According to NordPass in 2020, the top five most used passwords in the UK are:

  • 123456
  • password
  • Liverpool
  • password 1
  • 123456789

Many of us are also guilty of using personal information when creating a password that includes a date of birth, a child’s name, or even a football club they support. A quick look at someone’s Facebook profile can potentially give a hacker everything they need to guess your password.

It’s common for people to use the same password on multiple devices, websites, and platforms, so if someone can guess a single password, they’ll probably have access to many other accounts.

But I want to emphasize that I do not blame anyone for using such basic passwords. After all, in the modern age we have so many different accounts (including social media, email, streaming services, online retail stores, delivery services, etc.) that it is impractical to expect everyone to create and remember unique passwords for each individual application.

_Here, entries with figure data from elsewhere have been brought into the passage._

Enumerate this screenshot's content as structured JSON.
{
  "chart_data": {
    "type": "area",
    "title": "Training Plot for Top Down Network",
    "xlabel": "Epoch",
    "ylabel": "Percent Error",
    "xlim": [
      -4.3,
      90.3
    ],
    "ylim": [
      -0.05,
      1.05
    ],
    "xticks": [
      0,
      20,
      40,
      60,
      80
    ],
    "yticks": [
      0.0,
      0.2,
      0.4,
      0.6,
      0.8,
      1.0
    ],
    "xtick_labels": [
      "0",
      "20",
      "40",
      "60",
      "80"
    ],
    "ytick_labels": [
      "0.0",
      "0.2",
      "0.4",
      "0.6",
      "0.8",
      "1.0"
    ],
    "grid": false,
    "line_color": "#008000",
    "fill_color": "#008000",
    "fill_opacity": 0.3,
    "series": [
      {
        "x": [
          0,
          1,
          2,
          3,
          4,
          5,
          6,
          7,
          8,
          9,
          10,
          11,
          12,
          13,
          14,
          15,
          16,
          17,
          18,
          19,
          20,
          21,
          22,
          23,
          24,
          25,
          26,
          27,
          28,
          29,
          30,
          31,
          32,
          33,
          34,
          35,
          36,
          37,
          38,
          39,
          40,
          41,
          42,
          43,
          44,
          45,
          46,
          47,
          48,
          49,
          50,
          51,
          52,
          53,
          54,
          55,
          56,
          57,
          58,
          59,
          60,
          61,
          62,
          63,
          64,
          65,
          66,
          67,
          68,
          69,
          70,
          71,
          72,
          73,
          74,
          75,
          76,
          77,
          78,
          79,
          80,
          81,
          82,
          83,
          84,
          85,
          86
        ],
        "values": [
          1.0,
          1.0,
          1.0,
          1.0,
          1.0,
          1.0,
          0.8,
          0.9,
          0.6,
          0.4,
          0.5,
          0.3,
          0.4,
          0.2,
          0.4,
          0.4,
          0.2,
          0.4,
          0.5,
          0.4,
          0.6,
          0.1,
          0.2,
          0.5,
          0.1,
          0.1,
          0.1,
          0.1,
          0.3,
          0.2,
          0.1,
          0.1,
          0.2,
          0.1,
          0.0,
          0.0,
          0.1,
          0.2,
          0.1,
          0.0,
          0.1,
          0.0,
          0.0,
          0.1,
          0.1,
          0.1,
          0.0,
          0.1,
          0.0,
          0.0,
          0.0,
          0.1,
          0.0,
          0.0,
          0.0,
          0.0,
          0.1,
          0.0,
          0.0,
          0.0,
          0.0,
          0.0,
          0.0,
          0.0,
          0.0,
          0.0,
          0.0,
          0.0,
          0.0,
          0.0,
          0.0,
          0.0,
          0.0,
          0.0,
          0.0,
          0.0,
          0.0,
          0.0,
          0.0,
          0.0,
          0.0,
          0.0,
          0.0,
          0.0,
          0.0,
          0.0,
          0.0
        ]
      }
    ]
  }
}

We have countless other login options now. I own a Samsung Galaxy S21 and I love being able to unlock my phone by just looking at the camera or tapping the screen with my finger. It’s so fast and hassle-free that I often forget that my phone uses facial recognition to unlock – it just starts working right away.

Google’s password-free login concept

It is worth noting that these security measures are also not perfect. It is possible to cheat a fingerprint scanner with 3D shapes that The Verge describes as “just a little harder than opening a letter” while Vietnamese security company Bkav unlock iPhone X with FaceID using 3D printed mask.

But even if it’s still possible to bypass a fingerprint or facial recognition firewall, it still takes a lot more hacking effort than just guessing your simple password. It only takes someone to look over your shoulder to find out the password on your phone or laptop, while Apple claims there is less than a 1 in 1,000,000 chance of a random person being able to unlock your iPhone or iPad Pro via FaceID.

It’s also great to see Apple, Google and Microsoft work together to come up with even more secure options. I’m intrigued to see how the universal password-free login standard from the FIDO Alliance will perform, even if I’m a little skeptical about the growing reliance on smartphones. But let’s hope it works out, because I can’t wait to finally remove the passwords forever.


Ctrl + Alt + Delete is our weekly column of opinions focused on calculations, where we delve deeper into the world of computers, laptops, components, peripherals and more. Find it in Trusted Reviews every Saturday afternoon.